The city says the Navy, the San Diego Unified Port District, National Steel & Shipbuilding Co. and 15 other ship construction and repair companies have been contaminating the East Shore since from 1914.
Litigation in the 1990s revealed that some defendants, including BAE Systems San Diego Ship Repair, violated the Clean Water Act, the city says. A judge ruled in 1999 that BAE had polluted the bay by its “pattern of poor housekeeping.”
     San Diego says that the companies, some of which have been operating at the shipyard for 50 years, “intentionally or accidentally” discharged waste from ship painting and refinishing operations into San Diego Bay.
It claims Campbell Industries polluted the bay with formaldehyde from wood treatments, and Sempra Energy subsidiary SDG&E polluted it with PCBs from lube systems at an electrical generating station and oil from settlement ponds.
     Lack of storm water runoff controls allowed waste to run into the bay after rains.

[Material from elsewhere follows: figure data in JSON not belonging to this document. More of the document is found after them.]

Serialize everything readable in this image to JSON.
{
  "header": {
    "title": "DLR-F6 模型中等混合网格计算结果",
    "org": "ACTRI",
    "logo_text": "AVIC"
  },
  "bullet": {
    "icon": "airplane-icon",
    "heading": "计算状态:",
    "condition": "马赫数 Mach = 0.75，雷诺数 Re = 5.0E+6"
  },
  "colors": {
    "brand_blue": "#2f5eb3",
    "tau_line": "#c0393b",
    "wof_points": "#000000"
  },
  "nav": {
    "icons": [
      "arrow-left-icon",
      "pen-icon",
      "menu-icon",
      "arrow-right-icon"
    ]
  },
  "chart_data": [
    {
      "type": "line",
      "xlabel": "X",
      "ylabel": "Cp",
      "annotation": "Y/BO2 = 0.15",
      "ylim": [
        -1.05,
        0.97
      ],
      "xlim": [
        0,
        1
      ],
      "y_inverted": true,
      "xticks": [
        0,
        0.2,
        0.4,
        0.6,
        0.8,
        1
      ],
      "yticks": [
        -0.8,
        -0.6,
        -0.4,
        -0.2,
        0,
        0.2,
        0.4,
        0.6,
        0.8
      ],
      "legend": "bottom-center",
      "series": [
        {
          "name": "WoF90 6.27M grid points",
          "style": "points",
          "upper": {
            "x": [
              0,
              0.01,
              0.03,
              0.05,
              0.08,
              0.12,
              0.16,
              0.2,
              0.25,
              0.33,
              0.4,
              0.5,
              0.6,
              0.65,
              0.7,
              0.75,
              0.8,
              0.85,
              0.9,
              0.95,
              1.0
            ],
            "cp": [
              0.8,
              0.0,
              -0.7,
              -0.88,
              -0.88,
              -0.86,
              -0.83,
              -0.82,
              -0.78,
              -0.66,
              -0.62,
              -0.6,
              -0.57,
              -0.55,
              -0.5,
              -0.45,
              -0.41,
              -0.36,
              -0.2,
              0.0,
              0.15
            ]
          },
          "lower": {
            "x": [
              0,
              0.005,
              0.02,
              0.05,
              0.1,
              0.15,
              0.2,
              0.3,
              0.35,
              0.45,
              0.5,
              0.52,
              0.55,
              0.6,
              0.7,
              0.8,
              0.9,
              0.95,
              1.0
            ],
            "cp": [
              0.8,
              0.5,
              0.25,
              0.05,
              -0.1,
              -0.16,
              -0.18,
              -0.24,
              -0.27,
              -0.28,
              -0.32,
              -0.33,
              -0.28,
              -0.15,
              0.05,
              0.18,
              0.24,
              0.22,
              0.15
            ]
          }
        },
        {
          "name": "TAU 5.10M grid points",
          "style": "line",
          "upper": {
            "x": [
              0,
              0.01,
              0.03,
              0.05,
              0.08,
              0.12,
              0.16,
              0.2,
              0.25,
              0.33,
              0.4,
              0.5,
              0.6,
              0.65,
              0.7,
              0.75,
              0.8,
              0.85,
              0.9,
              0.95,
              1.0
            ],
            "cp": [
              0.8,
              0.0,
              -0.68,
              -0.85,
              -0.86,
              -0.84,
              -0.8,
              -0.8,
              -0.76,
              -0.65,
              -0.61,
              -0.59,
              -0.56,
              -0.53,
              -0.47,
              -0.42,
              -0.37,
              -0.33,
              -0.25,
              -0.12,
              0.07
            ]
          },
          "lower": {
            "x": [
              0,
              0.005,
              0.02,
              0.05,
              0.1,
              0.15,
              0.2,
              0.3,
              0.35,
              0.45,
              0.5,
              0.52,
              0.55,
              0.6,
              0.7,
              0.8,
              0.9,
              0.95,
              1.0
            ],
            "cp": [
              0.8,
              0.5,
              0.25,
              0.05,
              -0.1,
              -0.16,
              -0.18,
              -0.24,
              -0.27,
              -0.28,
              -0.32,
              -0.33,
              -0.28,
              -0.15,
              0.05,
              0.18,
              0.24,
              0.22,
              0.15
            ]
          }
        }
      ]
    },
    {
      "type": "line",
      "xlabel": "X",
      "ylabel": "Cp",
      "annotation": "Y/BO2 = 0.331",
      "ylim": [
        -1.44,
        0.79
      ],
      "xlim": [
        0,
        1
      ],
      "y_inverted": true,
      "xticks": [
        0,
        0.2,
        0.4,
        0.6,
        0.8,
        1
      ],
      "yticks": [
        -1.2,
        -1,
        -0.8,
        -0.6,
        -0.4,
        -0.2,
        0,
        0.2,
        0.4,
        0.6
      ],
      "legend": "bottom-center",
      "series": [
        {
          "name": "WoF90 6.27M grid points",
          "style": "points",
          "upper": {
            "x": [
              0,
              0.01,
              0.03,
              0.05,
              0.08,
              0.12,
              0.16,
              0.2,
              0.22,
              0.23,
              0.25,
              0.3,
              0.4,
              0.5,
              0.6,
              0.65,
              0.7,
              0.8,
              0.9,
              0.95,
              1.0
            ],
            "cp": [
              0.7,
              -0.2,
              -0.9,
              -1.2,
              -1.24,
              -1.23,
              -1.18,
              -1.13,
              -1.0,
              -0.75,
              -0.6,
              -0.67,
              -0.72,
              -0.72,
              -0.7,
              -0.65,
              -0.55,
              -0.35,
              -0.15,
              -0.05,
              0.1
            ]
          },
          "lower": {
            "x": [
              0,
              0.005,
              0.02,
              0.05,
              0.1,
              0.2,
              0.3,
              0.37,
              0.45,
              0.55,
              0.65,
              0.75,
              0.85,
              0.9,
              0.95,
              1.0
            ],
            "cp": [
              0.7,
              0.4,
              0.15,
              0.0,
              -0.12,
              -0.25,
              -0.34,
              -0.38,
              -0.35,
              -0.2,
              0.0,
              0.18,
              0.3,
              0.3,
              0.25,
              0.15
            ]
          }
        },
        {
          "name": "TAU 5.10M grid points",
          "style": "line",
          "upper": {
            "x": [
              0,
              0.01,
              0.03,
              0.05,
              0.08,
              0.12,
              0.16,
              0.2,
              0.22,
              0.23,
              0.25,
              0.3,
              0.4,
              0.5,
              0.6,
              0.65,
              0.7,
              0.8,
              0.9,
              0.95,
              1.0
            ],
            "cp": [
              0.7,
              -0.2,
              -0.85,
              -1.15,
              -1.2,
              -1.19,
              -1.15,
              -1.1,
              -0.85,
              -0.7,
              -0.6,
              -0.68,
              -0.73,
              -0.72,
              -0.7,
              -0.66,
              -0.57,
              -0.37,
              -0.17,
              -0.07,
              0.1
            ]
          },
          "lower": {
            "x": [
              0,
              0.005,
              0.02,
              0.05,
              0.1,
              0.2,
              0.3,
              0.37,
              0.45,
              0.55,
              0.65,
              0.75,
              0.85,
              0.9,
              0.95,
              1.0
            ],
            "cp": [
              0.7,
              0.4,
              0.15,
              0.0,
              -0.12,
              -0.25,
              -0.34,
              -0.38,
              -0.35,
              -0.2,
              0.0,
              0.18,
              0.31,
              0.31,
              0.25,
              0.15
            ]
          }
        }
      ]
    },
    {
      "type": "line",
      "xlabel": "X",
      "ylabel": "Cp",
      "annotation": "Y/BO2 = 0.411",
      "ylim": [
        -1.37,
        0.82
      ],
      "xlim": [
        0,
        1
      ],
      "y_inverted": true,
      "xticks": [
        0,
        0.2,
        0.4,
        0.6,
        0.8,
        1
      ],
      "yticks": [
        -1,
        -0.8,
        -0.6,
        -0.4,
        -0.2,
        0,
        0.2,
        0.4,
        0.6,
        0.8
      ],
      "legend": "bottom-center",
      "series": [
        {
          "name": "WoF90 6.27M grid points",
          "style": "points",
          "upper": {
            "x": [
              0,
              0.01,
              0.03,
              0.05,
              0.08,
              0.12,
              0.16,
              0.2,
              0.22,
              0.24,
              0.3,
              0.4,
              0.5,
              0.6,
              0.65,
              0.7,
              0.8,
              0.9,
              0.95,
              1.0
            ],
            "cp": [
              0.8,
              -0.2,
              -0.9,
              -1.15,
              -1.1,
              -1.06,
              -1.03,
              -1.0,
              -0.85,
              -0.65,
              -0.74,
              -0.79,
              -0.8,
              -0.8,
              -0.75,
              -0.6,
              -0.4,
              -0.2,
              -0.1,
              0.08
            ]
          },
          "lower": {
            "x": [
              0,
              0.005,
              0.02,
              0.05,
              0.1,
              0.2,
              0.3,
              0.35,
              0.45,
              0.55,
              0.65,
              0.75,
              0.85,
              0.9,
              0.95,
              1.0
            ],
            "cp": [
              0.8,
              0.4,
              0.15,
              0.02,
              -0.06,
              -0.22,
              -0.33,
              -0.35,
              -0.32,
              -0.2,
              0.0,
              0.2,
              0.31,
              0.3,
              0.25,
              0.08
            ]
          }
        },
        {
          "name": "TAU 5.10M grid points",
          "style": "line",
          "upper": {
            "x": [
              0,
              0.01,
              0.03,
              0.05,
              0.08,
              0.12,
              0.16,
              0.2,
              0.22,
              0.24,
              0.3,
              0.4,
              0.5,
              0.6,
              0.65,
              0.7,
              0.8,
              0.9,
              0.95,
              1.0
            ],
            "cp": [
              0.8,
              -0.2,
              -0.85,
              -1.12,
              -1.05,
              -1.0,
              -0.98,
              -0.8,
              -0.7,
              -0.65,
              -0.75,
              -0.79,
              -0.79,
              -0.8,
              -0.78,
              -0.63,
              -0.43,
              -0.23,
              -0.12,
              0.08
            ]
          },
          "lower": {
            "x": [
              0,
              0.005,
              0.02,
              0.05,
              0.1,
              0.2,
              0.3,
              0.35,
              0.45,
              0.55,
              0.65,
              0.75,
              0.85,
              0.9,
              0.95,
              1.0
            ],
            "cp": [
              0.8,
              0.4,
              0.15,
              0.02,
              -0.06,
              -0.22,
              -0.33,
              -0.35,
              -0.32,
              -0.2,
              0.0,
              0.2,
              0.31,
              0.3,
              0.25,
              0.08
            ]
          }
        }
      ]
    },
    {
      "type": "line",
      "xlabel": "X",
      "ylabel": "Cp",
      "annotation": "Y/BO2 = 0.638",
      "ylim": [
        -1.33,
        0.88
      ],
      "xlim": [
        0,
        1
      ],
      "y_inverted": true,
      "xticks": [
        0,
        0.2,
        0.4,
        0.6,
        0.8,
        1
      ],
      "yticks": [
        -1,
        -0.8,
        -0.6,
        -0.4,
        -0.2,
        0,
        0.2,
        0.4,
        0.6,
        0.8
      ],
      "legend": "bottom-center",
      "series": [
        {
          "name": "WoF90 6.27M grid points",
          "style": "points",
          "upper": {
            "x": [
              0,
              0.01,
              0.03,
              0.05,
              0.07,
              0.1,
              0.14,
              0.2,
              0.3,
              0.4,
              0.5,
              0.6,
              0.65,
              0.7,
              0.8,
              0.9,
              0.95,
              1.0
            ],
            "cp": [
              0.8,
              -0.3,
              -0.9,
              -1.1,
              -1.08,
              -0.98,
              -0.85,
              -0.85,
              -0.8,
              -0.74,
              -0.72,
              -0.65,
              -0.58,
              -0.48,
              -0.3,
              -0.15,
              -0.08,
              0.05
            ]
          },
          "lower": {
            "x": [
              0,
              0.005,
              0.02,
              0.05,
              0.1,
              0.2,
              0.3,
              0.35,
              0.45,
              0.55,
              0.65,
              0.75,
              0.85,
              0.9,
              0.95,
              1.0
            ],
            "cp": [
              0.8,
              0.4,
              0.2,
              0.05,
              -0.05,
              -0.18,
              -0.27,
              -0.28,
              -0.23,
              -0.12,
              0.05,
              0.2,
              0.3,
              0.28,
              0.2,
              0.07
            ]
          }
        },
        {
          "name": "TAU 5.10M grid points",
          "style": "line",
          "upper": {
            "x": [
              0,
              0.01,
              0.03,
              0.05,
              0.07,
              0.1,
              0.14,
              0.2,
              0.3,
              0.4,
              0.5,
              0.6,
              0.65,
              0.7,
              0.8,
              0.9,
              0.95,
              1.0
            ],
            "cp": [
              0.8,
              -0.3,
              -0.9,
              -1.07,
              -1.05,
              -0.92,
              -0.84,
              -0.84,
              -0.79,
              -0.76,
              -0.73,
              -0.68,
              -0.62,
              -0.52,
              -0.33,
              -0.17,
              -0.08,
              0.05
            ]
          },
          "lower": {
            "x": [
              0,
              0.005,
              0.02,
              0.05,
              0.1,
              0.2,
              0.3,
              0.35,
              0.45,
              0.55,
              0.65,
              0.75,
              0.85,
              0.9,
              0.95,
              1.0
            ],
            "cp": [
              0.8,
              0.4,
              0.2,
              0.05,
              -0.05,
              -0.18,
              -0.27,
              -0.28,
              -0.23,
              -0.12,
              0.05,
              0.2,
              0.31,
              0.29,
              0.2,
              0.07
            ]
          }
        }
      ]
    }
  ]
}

     At Mole Pier, “trucks and heavy equipment were decontaminated … by spraying them with diesel fuel and dunking them in Paleta Creek, which flows to the bay,” the city says. And PCBs mixed with waste oil was “applied to the ground for dust and weed suppression” in the 1980s, the lawsuit continues, although the soil was moved in the ’90s.
The toxic waste zone was topped off by contamination from Navy salvage and storage yards, where materials were dumped and burned for decades.
     The contaminated marine sediment hurts wildlife and humans and continues to this day, San Diego says.
The city seeks cleanup costs and indemnification.
     It is represented by Brian Ledger with Gordon & Rees.